Description of problem: SRE was notified by a zabbix alert of a performance issues on a starter cluster compute node: starter-us-east-1-node-compute-f1526 . Watching htop, iptables was consuming 100% of a core for more than 20 minutes (same PID). Version-Release number of selected component (if applicable): v3.9.14 kernel: Linux ip-172-31-53-238.ec2.internal 3.10.0-693.21.1.el7.x86_64 #1 SMP Fri Feb 23 18:54:16 UTC 2018 x86_64 x86_64 x86_64 GNU/Linux How reproducible: Seems to be a rolling problem in the starter clusters. Steps to Reproduce: 1. Unknown Additional info: - After 20 minutes, the iptables process appeared to exit and htop returned to normal. - For unknown reasons, it was taking about 10 times as long to ssh to this box (~30 seconds) as it was to other nodes in the cluster. - No excessive CPU/Disk/Memory pressure otherwise noted (iptables was taking a full core, but plenty of other cores were free; Load average: 33.85 31.63 30.86).
If this happens again, can somebody 'debuginfo-install iptables' and then 'gdb attach <pid>' and "backtrace" so we can see what's actually going on?

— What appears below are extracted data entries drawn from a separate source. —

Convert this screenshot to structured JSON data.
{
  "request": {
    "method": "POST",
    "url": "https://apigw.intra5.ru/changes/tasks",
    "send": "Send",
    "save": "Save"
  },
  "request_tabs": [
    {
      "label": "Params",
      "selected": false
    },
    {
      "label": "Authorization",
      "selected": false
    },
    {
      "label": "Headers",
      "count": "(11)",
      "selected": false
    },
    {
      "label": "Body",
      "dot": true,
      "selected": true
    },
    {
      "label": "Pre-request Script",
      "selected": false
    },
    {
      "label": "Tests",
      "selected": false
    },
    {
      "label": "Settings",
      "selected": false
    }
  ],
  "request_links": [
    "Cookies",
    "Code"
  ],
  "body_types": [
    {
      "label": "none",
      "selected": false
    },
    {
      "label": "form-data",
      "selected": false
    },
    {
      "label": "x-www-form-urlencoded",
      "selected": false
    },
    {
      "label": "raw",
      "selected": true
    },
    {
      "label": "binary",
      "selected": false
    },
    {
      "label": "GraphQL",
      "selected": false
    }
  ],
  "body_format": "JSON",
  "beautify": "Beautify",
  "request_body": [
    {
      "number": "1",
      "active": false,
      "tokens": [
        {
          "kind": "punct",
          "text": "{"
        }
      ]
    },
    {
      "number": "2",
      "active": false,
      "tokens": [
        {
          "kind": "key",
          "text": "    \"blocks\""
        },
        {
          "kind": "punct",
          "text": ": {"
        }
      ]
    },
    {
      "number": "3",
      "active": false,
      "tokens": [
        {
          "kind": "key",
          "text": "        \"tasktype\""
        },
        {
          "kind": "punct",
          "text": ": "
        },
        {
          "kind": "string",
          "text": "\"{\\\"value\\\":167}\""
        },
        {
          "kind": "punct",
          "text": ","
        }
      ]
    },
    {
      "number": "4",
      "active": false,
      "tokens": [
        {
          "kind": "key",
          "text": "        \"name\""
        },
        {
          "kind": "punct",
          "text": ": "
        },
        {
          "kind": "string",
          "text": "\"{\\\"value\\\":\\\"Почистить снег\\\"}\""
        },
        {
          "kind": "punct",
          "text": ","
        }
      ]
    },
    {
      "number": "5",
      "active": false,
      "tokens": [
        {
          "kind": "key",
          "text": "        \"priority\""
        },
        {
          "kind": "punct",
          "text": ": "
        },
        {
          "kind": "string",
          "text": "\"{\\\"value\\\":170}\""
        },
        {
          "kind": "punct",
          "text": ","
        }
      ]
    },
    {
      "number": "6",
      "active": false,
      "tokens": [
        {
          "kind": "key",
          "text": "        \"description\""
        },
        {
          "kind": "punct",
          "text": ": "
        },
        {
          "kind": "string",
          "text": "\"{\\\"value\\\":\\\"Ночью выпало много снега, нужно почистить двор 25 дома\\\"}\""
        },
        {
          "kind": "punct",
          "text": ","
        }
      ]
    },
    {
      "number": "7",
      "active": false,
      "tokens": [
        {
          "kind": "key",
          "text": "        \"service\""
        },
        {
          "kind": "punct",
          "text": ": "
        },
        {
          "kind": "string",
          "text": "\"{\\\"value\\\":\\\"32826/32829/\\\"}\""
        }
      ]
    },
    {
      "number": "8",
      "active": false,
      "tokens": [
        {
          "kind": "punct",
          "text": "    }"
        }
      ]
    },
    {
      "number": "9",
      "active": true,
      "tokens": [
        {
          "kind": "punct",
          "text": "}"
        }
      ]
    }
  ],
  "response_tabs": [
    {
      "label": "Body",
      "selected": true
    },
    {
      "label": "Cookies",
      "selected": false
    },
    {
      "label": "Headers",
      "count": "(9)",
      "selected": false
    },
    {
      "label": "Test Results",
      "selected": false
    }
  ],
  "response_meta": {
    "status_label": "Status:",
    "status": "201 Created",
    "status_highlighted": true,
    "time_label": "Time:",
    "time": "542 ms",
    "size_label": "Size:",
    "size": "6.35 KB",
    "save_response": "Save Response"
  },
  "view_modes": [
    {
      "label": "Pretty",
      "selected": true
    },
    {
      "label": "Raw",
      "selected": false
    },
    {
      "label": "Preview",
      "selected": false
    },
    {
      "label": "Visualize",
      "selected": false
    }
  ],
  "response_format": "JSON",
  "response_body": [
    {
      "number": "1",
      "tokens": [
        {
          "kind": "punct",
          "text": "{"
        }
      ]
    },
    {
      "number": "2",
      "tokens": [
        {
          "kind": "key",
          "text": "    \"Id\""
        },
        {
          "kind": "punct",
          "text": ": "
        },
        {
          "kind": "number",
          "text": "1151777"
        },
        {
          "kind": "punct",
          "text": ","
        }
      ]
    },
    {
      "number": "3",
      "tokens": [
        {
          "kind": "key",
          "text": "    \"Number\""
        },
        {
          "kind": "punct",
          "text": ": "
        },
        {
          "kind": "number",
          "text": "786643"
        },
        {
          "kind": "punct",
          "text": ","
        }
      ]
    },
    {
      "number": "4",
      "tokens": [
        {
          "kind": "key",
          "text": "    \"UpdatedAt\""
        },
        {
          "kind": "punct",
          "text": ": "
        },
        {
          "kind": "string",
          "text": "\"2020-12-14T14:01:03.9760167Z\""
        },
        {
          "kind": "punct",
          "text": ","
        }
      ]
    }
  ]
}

Can we add a cron job to check to see if iptables has been running for more than a minute and then attach to the pid and generate a backtrace and email it out?
I'd be glad to install it if someone can write it to dump to a file system location. I'll monitor for dumps and email if one is generated.
I believe you can do: - debuginfo-install iptables - gdb attach `pidof iptables` - set logging file /tmp/gdb.txt - set logging on - set pagination off - backtrace - quit and that should dump the required info to a filesystem location.
Ping on this issue?
I haven't seen this in awhile, so I'm fine to close and follow recommended capture steps if it reoccurs.
Gotcha; I've closed this - feel free to reopen / open a new one if it reoccurs.